As soon as your kids are old enough, whether male or female, get ’em in the kitchen. So much fun can be had while “cooking” together! Messes are made, the food is a bit sloppy, but your kids are learning some basic culinary skills and feel a great sense of accomplishment when the final result is served to the family! One great source of fun has been using cooking activities to learn about important spiritual truths or Bible stories. Here are a few ideas:
* Make “haystack” cookies together around Christmas time, but call them “manger cookies.” Use the cookies to talk about the reality of Jesus’ birth in a stable; how as a newborn he was placed on a pile of hay as his bed. Each cookie can represent the hay in baby Jesus’ manger.

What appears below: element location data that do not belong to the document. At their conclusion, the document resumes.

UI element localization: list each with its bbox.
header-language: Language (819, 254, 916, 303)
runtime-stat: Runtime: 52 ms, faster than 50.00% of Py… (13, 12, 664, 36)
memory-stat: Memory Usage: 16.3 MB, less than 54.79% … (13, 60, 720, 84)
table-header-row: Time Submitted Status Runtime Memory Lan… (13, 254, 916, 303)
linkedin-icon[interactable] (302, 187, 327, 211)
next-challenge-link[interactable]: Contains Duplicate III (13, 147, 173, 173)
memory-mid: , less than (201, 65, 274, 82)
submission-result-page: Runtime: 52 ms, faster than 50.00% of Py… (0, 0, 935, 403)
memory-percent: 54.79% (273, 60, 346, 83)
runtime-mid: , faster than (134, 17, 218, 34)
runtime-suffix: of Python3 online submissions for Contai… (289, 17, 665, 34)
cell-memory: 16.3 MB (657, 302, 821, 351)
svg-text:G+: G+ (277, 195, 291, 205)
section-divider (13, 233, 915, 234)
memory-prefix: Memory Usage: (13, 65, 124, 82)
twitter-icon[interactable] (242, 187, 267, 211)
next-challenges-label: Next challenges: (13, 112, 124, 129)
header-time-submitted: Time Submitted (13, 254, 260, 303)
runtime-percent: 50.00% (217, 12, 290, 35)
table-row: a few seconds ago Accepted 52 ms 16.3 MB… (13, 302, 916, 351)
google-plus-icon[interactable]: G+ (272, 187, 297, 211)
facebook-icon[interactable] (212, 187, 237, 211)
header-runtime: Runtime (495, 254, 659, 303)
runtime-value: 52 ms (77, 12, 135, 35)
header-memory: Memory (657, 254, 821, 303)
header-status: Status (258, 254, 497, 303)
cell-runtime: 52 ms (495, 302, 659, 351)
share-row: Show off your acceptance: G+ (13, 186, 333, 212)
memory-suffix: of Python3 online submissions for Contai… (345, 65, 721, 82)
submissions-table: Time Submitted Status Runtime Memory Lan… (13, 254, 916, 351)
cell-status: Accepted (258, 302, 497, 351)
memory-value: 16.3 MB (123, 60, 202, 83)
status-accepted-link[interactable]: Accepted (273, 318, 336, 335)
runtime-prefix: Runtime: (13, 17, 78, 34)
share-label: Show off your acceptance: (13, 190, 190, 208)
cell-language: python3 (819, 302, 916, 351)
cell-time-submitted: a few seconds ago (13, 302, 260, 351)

* Make homemade pretzels together. Pretzels were originally used as a food during Lent, meant to represent a traditional posture of prayer during earlier times: arms crossed across the chest. We make them on Ash Wednesday as a family to start our Lenten season, but you could make them any time as a way to discuss and celebrate the practice of prayer. (Eric Carle’s excellent childrens’ book Walter the Baker is a great tale of a pretzel-maker and includes information about pretzels and prayer at the very end.)
* Make “Empty Tombs.” This is a simple snack that you can modify anyway you’d like. You need cresent roll dough, cinnamon sugar, and jumbo marshmallows. Flatten each cresent roll triangle and sprinkle some cinnamon sugar on one side. Help your kids place 1 marshmallow (or half of a marshmallow) in the middle, then fold up and seal the dough so that the marshmallow is completely enclosed. At this point, talk about how Jesus’ body was sealed in a tomb after he died on the cross for our sins. Next, bake the rolls roughly following the cresent roll directions. When they’re all done and cooled off a bit, let your kids take a bite. The marshmallow is gone! The “tomb” is empty! Use this magical snack to share with your children the miracle and meaning of Jesus’ resurrection.